When the client first came in for a consultation, they were only aware of $5,000.00 having been taken and they sought advice as how to best deal with the employee. With our encouragement, the client did a further internal audit and discovered that over $220,000.00 had in fact been taken. Through working closely with our clients, we were able to recover close to $300,000.00 within six months of the audit being completed. Whilst there was a high outlay cost, the overall reward and relative risk made litigation an attractive option for the client.

Partnership dispute

Two partners in a printing business no longer wished to work together, and our client proposed the other partner buy out his shareholding. The other partner was being unrealistic and aggressive in their approach to the sale of the company. After engaging Coleman Greig, an agreement was reached quickly and without the need for formal Court proceedings. Our client’s shares were purchased for market value, and the deal included a release from any past or future obligations of our client in connection to the company.

Conclusion

Litigation is a tool and should be viewed as a business investment, rather than something to be avoided, or as an opportunity to ‘settle a score’. As an experienced businessperson, you are able to negotiate an appropriate outcome in most cases when a dispute arises. However, should a standoff arise, or if you are unsure you should be compromising on your rights, do not be afraid to fight for what is right and make an informed commercial decision.

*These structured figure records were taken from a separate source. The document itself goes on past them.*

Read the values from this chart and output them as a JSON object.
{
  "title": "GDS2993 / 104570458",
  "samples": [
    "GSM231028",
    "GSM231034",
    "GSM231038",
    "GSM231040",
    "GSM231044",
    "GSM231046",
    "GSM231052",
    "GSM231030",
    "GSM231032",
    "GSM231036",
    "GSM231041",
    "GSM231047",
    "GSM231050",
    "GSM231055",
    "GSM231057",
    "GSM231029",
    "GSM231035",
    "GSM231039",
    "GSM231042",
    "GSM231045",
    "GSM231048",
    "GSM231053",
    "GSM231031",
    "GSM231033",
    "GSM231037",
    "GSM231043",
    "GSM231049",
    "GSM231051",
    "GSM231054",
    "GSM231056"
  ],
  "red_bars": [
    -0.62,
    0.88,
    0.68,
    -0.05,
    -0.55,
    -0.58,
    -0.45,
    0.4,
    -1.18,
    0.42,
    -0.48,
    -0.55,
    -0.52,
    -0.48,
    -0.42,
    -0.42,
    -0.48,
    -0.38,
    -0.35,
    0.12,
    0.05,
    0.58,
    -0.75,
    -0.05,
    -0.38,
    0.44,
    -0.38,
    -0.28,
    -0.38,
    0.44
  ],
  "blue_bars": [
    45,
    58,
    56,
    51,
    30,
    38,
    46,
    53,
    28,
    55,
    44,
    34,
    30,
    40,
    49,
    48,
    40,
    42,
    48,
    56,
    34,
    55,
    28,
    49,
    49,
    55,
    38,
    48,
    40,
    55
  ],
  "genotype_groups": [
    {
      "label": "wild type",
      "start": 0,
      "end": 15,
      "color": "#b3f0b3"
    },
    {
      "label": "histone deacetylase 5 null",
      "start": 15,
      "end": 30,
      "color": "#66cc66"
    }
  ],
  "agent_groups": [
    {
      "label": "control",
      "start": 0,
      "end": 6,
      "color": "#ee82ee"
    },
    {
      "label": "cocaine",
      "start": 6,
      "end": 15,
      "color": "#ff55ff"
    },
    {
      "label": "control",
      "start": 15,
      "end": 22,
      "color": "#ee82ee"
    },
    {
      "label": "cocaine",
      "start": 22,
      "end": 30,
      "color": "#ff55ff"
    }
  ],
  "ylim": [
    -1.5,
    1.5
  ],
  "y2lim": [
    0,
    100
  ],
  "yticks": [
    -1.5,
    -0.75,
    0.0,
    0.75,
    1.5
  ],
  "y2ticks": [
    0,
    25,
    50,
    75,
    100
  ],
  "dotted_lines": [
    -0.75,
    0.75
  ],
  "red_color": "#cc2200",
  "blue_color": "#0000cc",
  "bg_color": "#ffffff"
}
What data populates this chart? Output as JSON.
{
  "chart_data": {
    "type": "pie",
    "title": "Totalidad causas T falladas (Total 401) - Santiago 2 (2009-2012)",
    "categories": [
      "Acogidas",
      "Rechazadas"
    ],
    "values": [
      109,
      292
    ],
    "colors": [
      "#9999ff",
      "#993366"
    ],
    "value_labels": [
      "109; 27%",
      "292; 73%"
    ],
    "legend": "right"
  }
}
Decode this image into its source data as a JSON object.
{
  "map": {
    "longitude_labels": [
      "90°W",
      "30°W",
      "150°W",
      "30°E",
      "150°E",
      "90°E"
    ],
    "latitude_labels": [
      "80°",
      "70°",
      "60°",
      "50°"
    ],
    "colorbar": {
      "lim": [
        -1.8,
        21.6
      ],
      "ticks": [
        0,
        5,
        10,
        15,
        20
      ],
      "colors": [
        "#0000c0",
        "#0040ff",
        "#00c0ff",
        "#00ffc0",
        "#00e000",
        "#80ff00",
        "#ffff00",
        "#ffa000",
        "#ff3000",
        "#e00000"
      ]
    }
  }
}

Often the beginning of Court proceedings (or even pre-court steps) help to clarify the issues in the minds of all parties and can lead to a quick result. The process is also flexible and can be adopted to suit most clients’ wishes so long as a good understanding of the process and a strategy is agreed to beforehand, to avoid any further repeats of Jarndyce v Jarndyce. Even long, expensive and complex litigation should be engaged in, if it makes commercial sense to do so. No matter how simple or complex your situation is our experienced commercial litigators have the skills and expertise to work with you to resolve your disputes in a practical and timely manner.